История Клуба-81 - страница 9
Эмиграция – вынужденная и по собственному решению – Т. Горичевой, Н. Шарымовой, Л. Рудкевича, Б. Гройса, С. Дедюлина (он был редактором и издателем журнала «Северная почта»), уход по идейным мотивам из редколлегии В. Антонова и Е. Пазухина – опустили занавес над сценой, где пять лет блистали яркие, талантливые представители питерской независимой культуры. «К тому времени, когда началось явное кагэбистское преследование журнала, многие его читатели, к сожалению, оказались на Западе. Эта ситуация гораздо более страшная, нежели угрозы органов. Уехали и основные наши авторы. „37“ вынужден был закрыться, потому что изменилась культурно-общественная ситуация», – такой итог подвел В. Кривулин14.

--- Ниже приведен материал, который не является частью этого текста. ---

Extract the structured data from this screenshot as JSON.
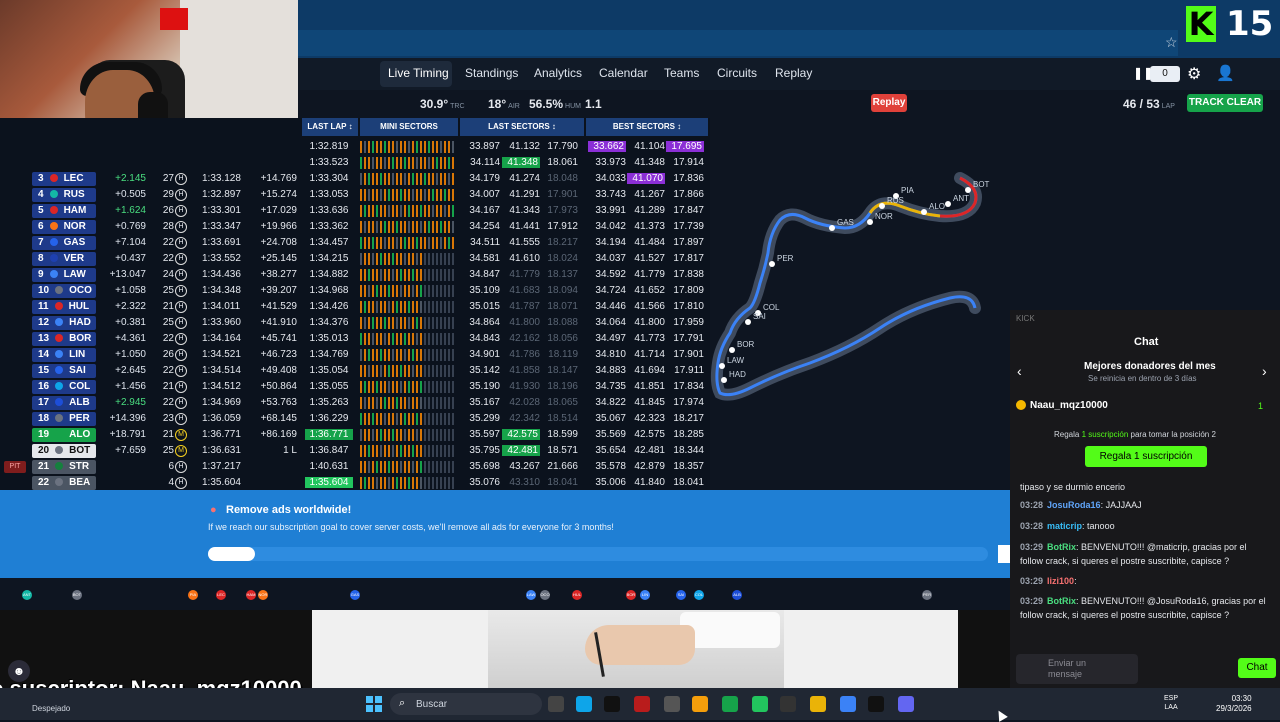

В какой-то работе Ленина я прочел, что миллионные повторения явлений обучали человечество познавать мир. Вождь принимал наших предков за идиотов – кошку достаточно пару раз ткнуть носом в место, где она нагадила, и она начнет проситься на улицу. По моей «теории», двухразовое повторение нового явления – тенденция, трехразовое – закономерность. В том, что в Москве и Петербурге власть заговорила о клубах, бесспорно, прорезывалась тенденция: заманить на свою территорию неофициалов и обложить их оброком послушания – по-народному: «обломать рога»… Цель и условия сделки Кривулину были объявлены, плату за еще не созданный клуб уже взяли натурой – журналом «Северная почта».
И вдруг успех! Игорь Адамацкий (он преподавал русский язык и литературу в школе рабочей молодежи) обратился с предложением создать литературный клуб при библиотеке Дома учителя, и оно было принято с условием представить справку от Комиссии по работе с молодыми авторами при ЛО ССП. В справке должно быть указано, что комиссия доверяет И. Адамацкому руководство литературным кружком. И справку он получил. Казалось бы, можно трогаться в путь, но мы жили в стране развитого тоталитаризма: Адамацкому было предложено явиться с другими инициаторами кружка-клуба в кабинет директора Дома учителя… «для досмотра». Вероятно, в стране, где с энтузиазмом граждан давно уже покончено, мы и впрямь выглядели подозрительно. Оглядев Адамацкого, Новикова и меня бесцеремонным взглядом, директриса потребовала, чтобы мы предоставили свои полные ФИО, телефоны и адреса… Мы вышли из особняка Юсуповых с тревогой за успех нашего дела. А через два дня в моей квартире зазвонил телефон:
– Борис Иванович, с вами говорит сотрудник Комитета госбезопасности Соловьев. Хотелось бы обсудить интересующую вас тему.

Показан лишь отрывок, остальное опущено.